Twenty-first century industrial automation services: from Reactive to Proactive, value add services

What additional value can we provide to our customers? Anyone who knows me will tell you that this question is never far from my lips. By Marc Baret, Director, EMEA industrial services, Rockwell Automation

I’m responsible for Rockwell Automation industrial automation services, EMEA. As such, I’m responsible for a large team that stretches from Portugal in the west to the Ukraine in the east, and from Russia in the north to South Africa in the south.

In many ways, it’s a perfect job for an international citizen like me who has lived in many countries over the last 20 years. This role also calls upon my experiences across the Rockwell Automation product and solutions portfolio too, since Industrial Services have evolved to become much more than traditional product support.

In fact, industrial automation services now have a much bigger value-add potential for industry than the traditional services of field support, spares and repairs.

So, what is ‘now’ for services, and what’s next?

I think it is a good start to set a modern definition for what services are in the 21st century – and there are FIVE key areas of servitisation that have come of age.

Second is product and application lifecycle support. This is an area which has become somewhat normalised in many industries and has really come of age in recent years with the addition of remote monitoring capabilities to the trouble-shooting capability that works across the design, integration and run phases of a system.
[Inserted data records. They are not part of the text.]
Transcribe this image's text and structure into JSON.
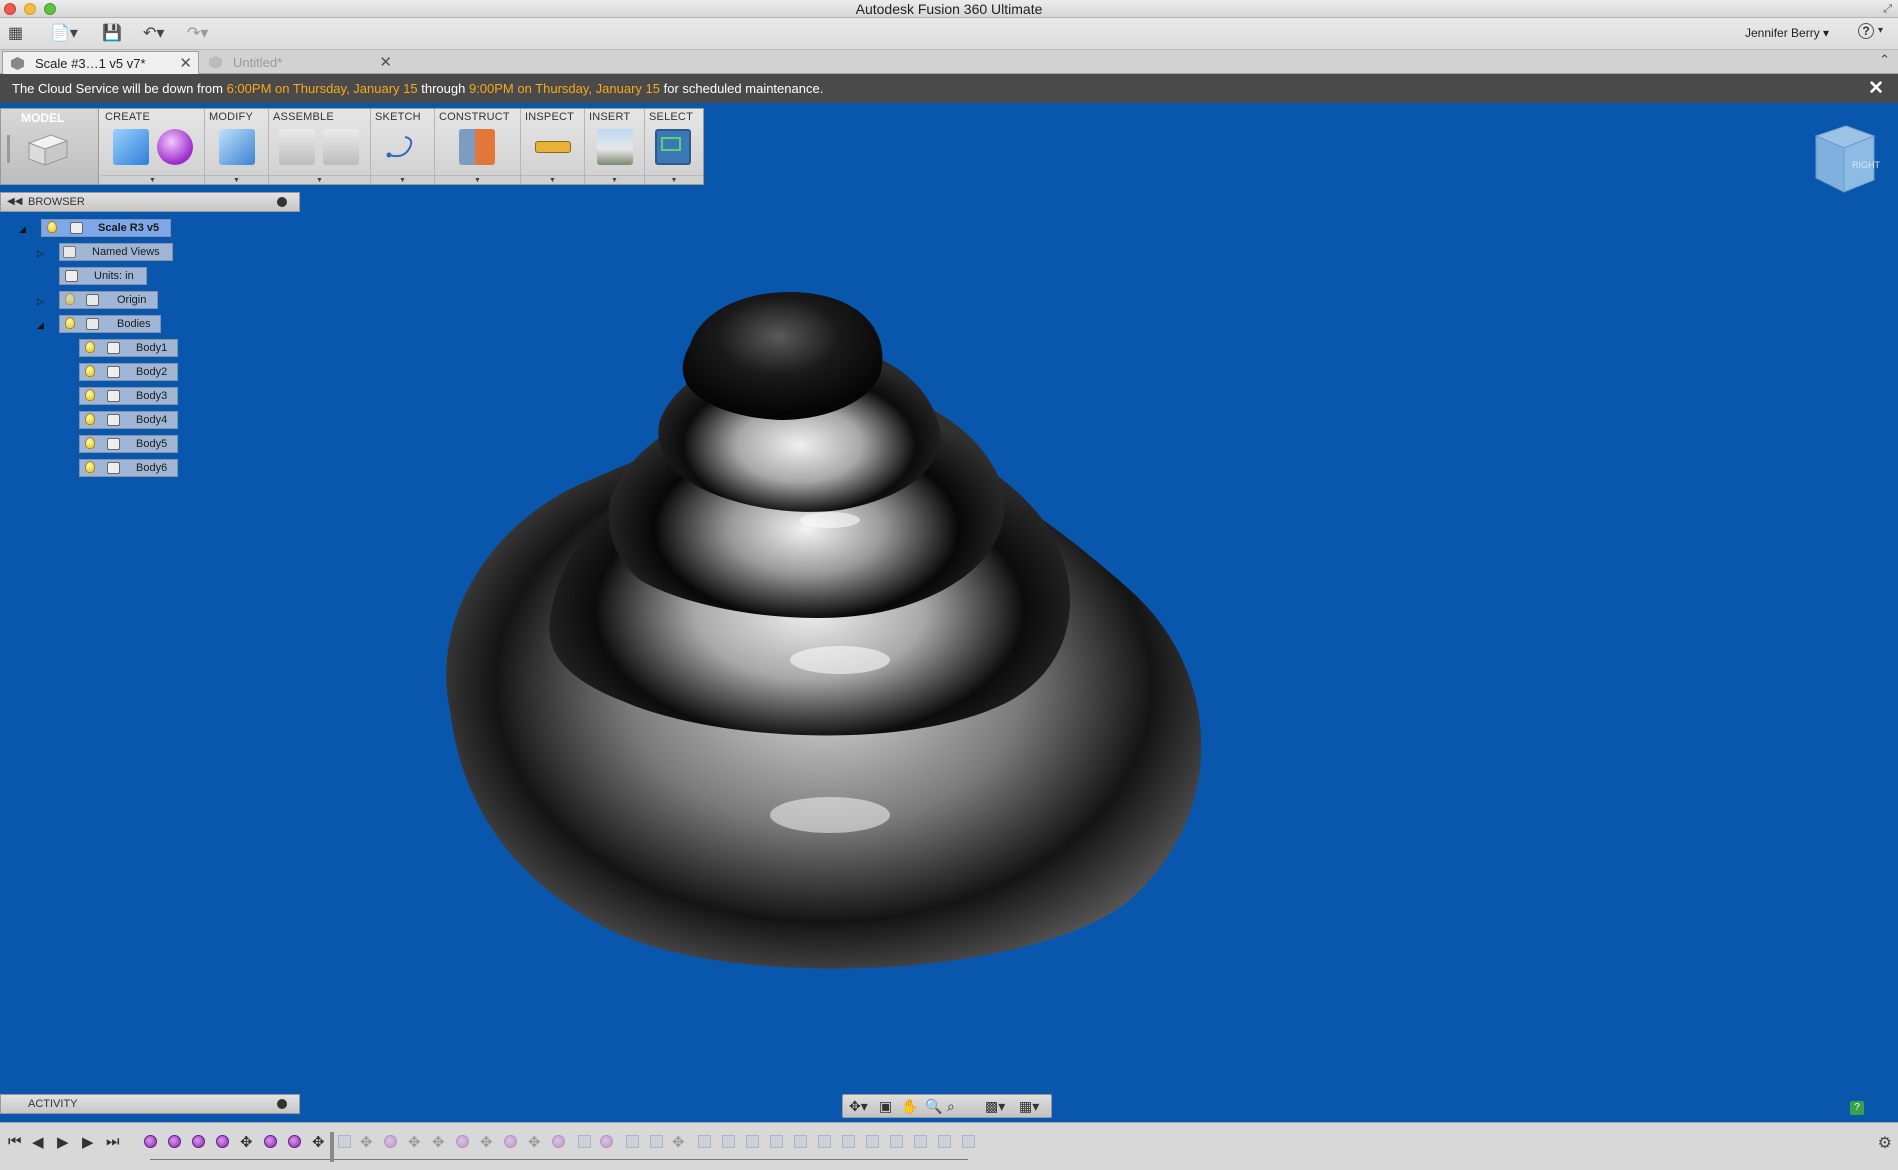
{
  "window": {
    "title": "Autodesk Fusion 360 Ultimate"
  },
  "toolbar": {
    "user_name": "Jennifer Berry ▾",
    "help_label": "?"
  },
  "tabs": [
    {
      "label": "Scale #3…1 v5 v7*",
      "active": true
    },
    {
      "label": "Untitled*",
      "active": false
    }
  ],
  "banner": {
    "prefix": "The Cloud Service will be down from ",
    "start": "6:00PM on Thursday, January 15",
    "mid": " through ",
    "end": "9:00PM on Thursday, January 15",
    "suffix": " for scheduled maintenance.",
    "close_label": "✕"
  },
  "ribbon": {
    "workspace": "MODEL",
    "groups": [
      {
        "label": "CREATE"
      },
      {
        "label": "MODIFY"
      },
      {
        "label": "ASSEMBLE"
      },
      {
        "label": "SKETCH"
      },
      {
        "label": "CONSTRUCT"
      },
      {
        "label": "INSPECT"
      },
      {
        "label": "INSERT"
      },
      {
        "label": "SELECT"
      }
    ]
  },
  "browser": {
    "title": "BROWSER",
    "root": "Scale R3 v5",
    "named_views": "Named Views",
    "units": "Units: in",
    "origin": "Origin",
    "bodies": "Bodies",
    "body_items": [
      "Body1",
      "Body2",
      "Body3",
      "Body4",
      "Body5",
      "Body6"
    ]
  },
  "activity": {
    "title": "ACTIVITY"
  },
  "viewcube": {
    "face_label": "RIGHT"
  },
  "colors": {
    "viewport_bg": "#0857ad",
    "banner_highlight": "#f7a81c",
    "timeline_feature": "#8a1fb0"
  }
}
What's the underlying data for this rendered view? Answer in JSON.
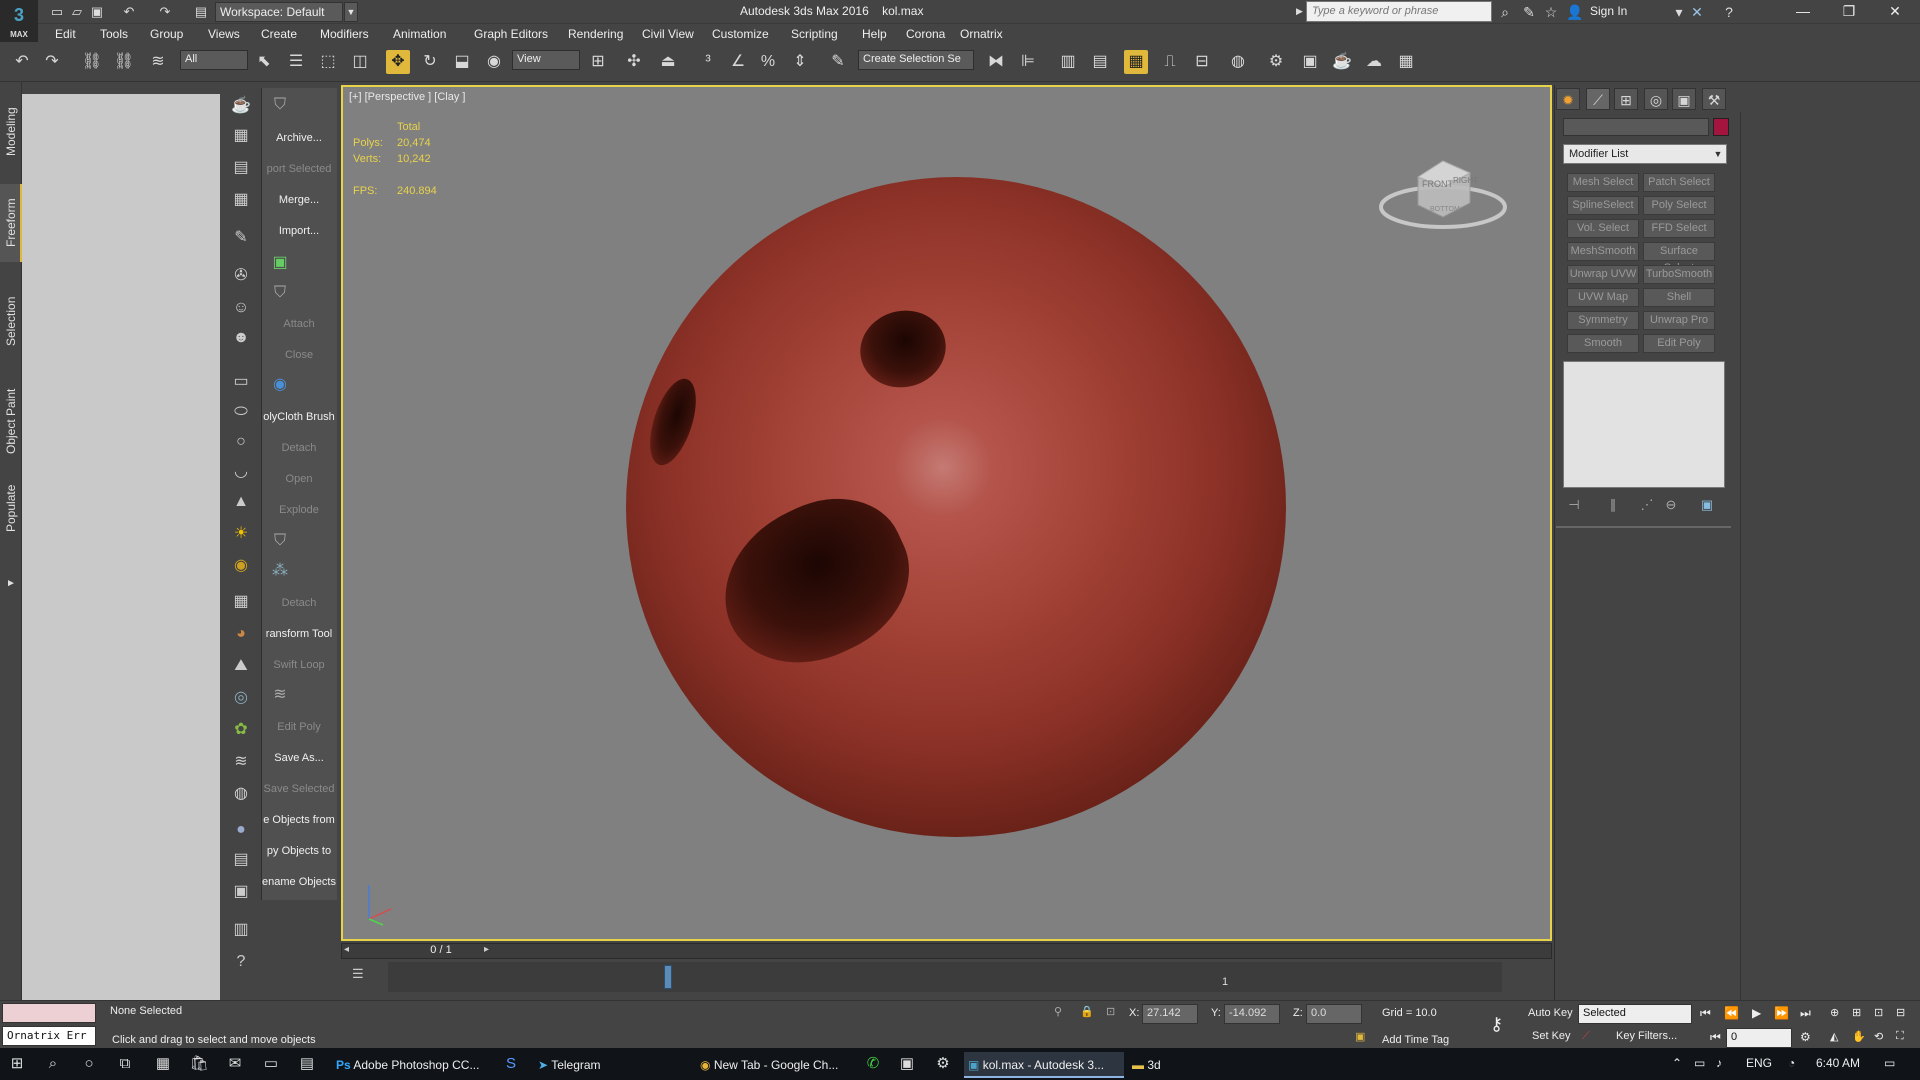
{
  "window": {
    "app_title": "Autodesk 3ds Max 2016",
    "file_name": "kol.max"
  },
  "app_logo": {
    "text": "3",
    "caption": "MAX"
  },
  "workspace": {
    "label": "Workspace: Default"
  },
  "search": {
    "placeholder": "Type a keyword or phrase"
  },
  "account": {
    "sign_in": "Sign In"
  },
  "menu": [
    "Edit",
    "Tools",
    "Group",
    "Views",
    "Create",
    "Modifiers",
    "Animation",
    "Graph Editors",
    "Rendering",
    "Civil View",
    "Customize",
    "Scripting",
    "Help",
    "Corona",
    "Ornatrix"
  ],
  "toolbar": {
    "filter_value": "All",
    "ref_coord_value": "View",
    "selection_set_placeholder": "Create Selection Se"
  },
  "left_tabs": [
    "Modeling",
    "Freeform",
    "Selection",
    "Object Paint",
    "Populate"
  ],
  "tool_column": {
    "items": [
      {
        "label": "Archive...",
        "enabled": true
      },
      {
        "label": "port Selected",
        "enabled": false
      },
      {
        "label": "Merge...",
        "enabled": true
      },
      {
        "label": "Import...",
        "enabled": true
      },
      {
        "label": "Attach",
        "enabled": false
      },
      {
        "label": "Close",
        "enabled": false
      },
      {
        "label": "olyCloth Brush",
        "enabled": true
      },
      {
        "label": "Detach",
        "enabled": false
      },
      {
        "label": "Open",
        "enabled": false
      },
      {
        "label": "Explode",
        "enabled": false
      },
      {
        "label": "Detach",
        "enabled": false
      },
      {
        "label": "ransform Tool",
        "enabled": true
      },
      {
        "label": "Swift Loop",
        "enabled": false
      },
      {
        "label": "Edit Poly",
        "enabled": false
      },
      {
        "label": "Save As...",
        "enabled": true
      },
      {
        "label": "Save Selected",
        "enabled": false
      },
      {
        "label": "e Objects from",
        "enabled": true
      },
      {
        "label": "py Objects to",
        "enabled": true
      },
      {
        "label": "ename Objects",
        "enabled": true
      }
    ]
  },
  "viewport": {
    "label": "[+] [Perspective ] [Clay ]",
    "stats": {
      "header": "Total",
      "polys_label": "Polys:",
      "polys": "20,474",
      "verts_label": "Verts:",
      "verts": "10,242",
      "fps_label": "FPS:",
      "fps": "240.894"
    },
    "viewcube": {
      "front": "FRONT",
      "right": "RIGHT",
      "bottom": "BOTTOM"
    }
  },
  "time_slider": {
    "frame": "0 / 1",
    "frame_marker": "1"
  },
  "command_panel": {
    "modifier_list": "Modifier List",
    "modifier_buttons": [
      "Mesh Select",
      "Patch Select",
      "SplineSelect",
      "Poly Select",
      "Vol. Select",
      "FFD Select",
      "MeshSmooth",
      "Surface Select",
      "Unwrap UVW",
      "TurboSmooth",
      "UVW Map",
      "Shell",
      "Symmetry",
      "Unwrap Pro",
      "Smooth",
      "Edit Poly"
    ]
  },
  "status": {
    "listener": "Ornatrix Err",
    "selection": "None Selected",
    "prompt": "Click and drag to select and move objects",
    "x_label": "X:",
    "x": "27.142",
    "y_label": "Y:",
    "y": "-14.092",
    "z_label": "Z:",
    "z": "0.0",
    "grid": "Grid = 10.0",
    "add_time_tag": "Add Time Tag",
    "auto_key": "Auto Key",
    "set_key": "Set Key",
    "selected_value": "Selected",
    "key_filters": "Key Filters...",
    "current_frame": "0"
  },
  "taskbar": {
    "apps": [
      "Adobe Photoshop CC...",
      "Telegram",
      "New Tab - Google Ch...",
      "kol.max - Autodesk 3...",
      "3d"
    ],
    "language": "ENG",
    "time": "6:40 AM"
  },
  "colors": {
    "viewport_border": "#e7d34a",
    "ball": "#a34236",
    "stats_text": "#e8d24a",
    "object_color": "#a3143f"
  }
}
The third area also concerns remote monitoring, but rather than at the product lifecycle level, it is at the data level as servitisation of digital skills for analytics comes of age. Bridging the digital skills-gap seen in many industrial companies, outsourcing the vital function that turns the copious amounts of data into practical, applicable information to improve operations is becoming more common.
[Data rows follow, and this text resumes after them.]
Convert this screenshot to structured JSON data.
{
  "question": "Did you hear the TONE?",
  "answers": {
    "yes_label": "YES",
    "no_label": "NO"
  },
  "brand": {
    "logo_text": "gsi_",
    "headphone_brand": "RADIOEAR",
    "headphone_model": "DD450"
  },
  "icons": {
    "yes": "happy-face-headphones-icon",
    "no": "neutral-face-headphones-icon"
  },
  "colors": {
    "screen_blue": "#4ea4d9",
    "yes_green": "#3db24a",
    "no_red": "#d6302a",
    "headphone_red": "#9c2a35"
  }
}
Asset management and reliability – a more traditional element of the services package is the fourth area to cover, and again, the ‘smart’ functionality of industry 4.0 opens up new capabilities for servitisation that can now deal in real-time information management remotely, offering servitised agreements that reduce both planned and unplanned downtime in the maintenance function.

Safety is the fifth key area of servitisation which is coming of age as technology migrates to the industry 4.0 era. Service offerings around electrical safety, arc-flash safety, lock-out tag-out safety, machine safety, and process safety can be resourced beyond the enterprise. They can be consultative assessments, engineering services and also, as with the other four areas, are coming of age with remote audit and tracking systems – the latter can help to constantly (remotely) track the enterprise against its required safety procedures, for example.

What’s next?

I believe that this is just the beginning – the “what’s next” involves services moving into areas like augmented reality (with remote serviced applications like the digital twin) and artificial intelligence (that relies on remote services and big data for advanced analytics). What we’re really talking about here is the observation that services are increasingly moving from a reactive, remedial approach, to a live, real-time and proactive approach that extends the enterprise far beyond the plant on site. It means that the skills available to improve output aren’t limited to those on premise but are always at hand; ready to be used at, and in even in anticipation of, the point of need.
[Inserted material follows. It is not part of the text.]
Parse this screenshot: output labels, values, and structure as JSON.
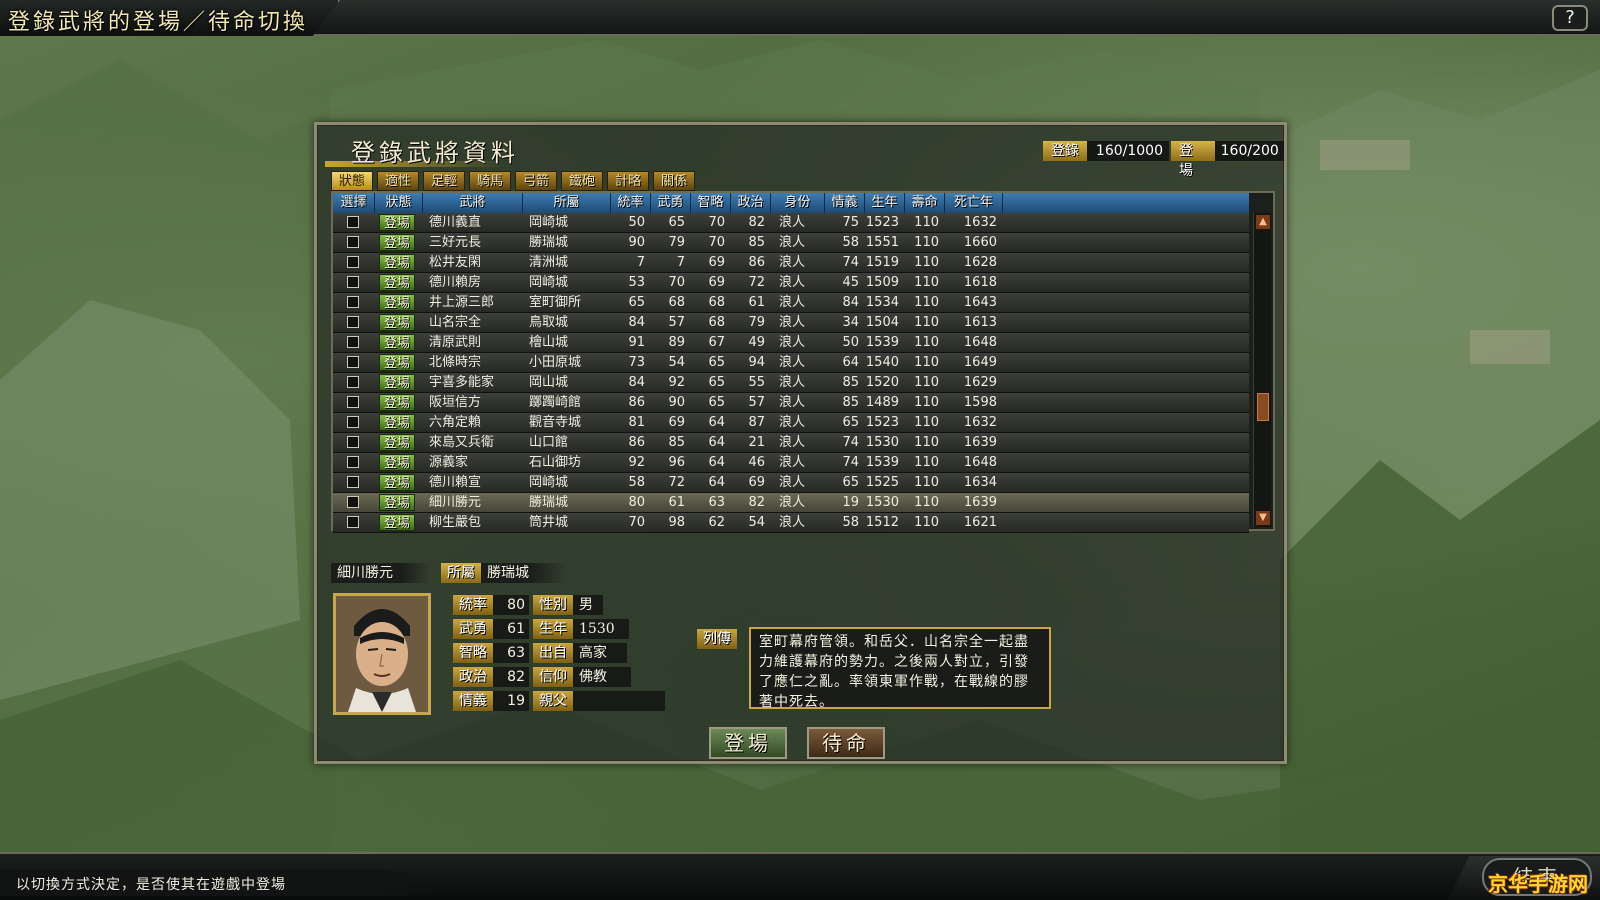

The most exciting thing about the future of services is what it means to industrial leaders. Let’s take the example of a cookie manufacturer. The best way for a cookie manufacturer to continue to grow and improve as a business is to focus on making cookies; more of them, with different recipes perhaps, and more efficiently.

Servitisation is starting to ease the burden of many of the ancillary considerations that are outside of the cookie manufacturer’s core area of value-add. Security, asset management, safety, and data management all contribute to being able to produce the cookies sustainably, but these functions have little to do with how good the cookies taste.

The future for services is one in which, increasingly, industrial organisations can focus their resources on their own business. I believe this will help unlock vast potential and contribute significantly to the bottom line for enterprises able to take advantage of skills and resources available beyond the plant.